El Al has a market share of 42% for traffic into Israel and faces competition on those routes from foreign airlines that are able to fly in and out of Tel Aviv
on Shabbat. Lufthansa
, British Airways
and Continental Airlines
all operate two Tel Aviv flights on Shabbat.
Unconfirmed reports indicate that, by not flying on Shabbat, El Al is missing out on revenues of over $25 million per year. The company would have to weigh this against the additional costs involved in extending its work week and the possibility of protests from religious passengers over the issue.
Last week, the Rabbinical Center of Europe called on its community rabbis to encourage European Jewry to fly El Al due to the company's adherence to Jewish observances such as not flying on Shabbat and serving Kosher food, it was reported on ynet
Meanwhile, El Al seems to be managing well enough without the extra day of flying, enjoying its strongest year ever thus far in 2005, as profits were boosted to record levels by an increase in passenger count.
The company said on Wednesday that net income for the third quarter rose 10 percent to $52.2m., or 11 cents per share, from $47m., or 10 cents in the same period last year. Revenue increased 17% to $485.2m. for the three month period.
Nine-month net profits were $63.6m.
The increases came despite the spike in fuel prices that has plagued the industry over the last year.

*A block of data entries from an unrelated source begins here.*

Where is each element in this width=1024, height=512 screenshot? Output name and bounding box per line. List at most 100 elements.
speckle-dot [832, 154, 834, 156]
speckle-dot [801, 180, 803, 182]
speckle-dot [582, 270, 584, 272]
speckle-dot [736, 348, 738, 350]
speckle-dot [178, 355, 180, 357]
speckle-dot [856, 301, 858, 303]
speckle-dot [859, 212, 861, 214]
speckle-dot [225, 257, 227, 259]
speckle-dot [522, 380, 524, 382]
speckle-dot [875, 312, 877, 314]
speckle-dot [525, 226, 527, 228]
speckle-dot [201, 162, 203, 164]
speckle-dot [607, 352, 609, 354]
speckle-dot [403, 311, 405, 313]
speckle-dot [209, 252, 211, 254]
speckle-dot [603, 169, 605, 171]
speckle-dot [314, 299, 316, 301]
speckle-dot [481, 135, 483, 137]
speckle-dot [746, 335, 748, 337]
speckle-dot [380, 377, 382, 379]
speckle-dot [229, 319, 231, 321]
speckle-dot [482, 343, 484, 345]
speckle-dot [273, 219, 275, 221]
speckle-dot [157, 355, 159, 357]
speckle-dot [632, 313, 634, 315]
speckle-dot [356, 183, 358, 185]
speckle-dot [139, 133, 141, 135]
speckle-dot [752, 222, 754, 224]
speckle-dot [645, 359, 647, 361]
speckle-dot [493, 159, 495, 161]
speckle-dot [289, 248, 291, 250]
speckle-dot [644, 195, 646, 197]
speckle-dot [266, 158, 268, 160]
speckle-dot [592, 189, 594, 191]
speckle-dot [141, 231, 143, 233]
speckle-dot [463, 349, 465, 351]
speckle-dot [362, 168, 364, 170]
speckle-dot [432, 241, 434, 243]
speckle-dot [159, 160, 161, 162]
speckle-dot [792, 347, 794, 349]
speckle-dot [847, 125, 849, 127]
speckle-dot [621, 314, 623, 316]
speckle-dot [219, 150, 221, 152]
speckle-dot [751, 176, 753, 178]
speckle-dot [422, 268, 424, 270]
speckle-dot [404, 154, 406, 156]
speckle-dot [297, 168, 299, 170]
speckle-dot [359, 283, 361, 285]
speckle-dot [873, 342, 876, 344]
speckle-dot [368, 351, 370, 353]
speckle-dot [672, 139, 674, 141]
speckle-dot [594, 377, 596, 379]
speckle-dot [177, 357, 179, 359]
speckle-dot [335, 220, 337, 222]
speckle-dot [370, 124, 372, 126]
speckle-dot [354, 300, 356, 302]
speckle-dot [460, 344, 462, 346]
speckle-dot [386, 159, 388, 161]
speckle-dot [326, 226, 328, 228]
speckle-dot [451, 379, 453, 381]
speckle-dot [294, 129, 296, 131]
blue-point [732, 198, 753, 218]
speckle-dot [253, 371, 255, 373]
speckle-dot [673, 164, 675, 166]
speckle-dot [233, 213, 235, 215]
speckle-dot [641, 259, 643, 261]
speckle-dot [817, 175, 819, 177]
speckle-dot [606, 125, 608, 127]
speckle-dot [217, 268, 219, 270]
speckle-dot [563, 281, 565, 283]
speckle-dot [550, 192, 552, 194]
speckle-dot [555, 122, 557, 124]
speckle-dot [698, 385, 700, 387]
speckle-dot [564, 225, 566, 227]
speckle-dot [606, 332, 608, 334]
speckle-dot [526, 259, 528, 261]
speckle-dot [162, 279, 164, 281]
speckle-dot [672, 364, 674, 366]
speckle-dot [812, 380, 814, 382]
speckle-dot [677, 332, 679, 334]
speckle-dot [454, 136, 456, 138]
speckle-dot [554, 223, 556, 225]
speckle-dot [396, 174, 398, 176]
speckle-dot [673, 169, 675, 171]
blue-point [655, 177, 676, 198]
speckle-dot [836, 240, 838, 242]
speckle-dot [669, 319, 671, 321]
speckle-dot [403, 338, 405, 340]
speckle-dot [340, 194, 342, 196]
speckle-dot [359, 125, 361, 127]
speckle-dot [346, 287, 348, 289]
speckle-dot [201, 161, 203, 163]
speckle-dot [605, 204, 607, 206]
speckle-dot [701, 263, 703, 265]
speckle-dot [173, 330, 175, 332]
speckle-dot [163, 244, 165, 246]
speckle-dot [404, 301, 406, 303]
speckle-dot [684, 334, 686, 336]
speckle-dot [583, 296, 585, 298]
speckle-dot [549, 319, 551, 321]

Aviation fuel increased by approximately 43% from the corresponding quarter of last year, the company said, adding about $50m. to expenses in the quarter, before hedging. Hedging by the management saved about $23 million in increased fuel costs in the third quarter, it added.
El Al CEO Haim Romano
said incoming tourism was one of the driving forces behind El Al's growth.
The Central Bureau of Statistics reported last week that for the first 10 months of the year over 1.5 million tourist arrived in the country, showing growth of 27% from last year.
The airline also said its passenger revenues grew in the third quarter by about 23% and that seat availability increased by 9%.
Borovich said that, in light of the increases, the company was in desperate need to purchase more planes.
In October, El Al signed an agreement with Boeing to purchase two 777-200ER aircraft for $246m., due for delivery in 2007. It also has signed leasing agreements for two 737's and one 767, and is looking for another 767, all of which will be added to the fleet early next year. El Al currently has a fleet of 34 aircraft.
Romano said the Business segment was another driving force and source of growth for the company.
"We made a decision to replace the Business Class seats on some of the aircraft and to invest in upgrading our Business Class product and service," he said. "Together with the fleet expansion, we plan to invest over $320m. over the next two years to finance these improvements.
Shares in El Al dropped 1.9% to NIS 3.73 in Tel Aviv but its holding company Knafaim rose 2% to NIS 49.93.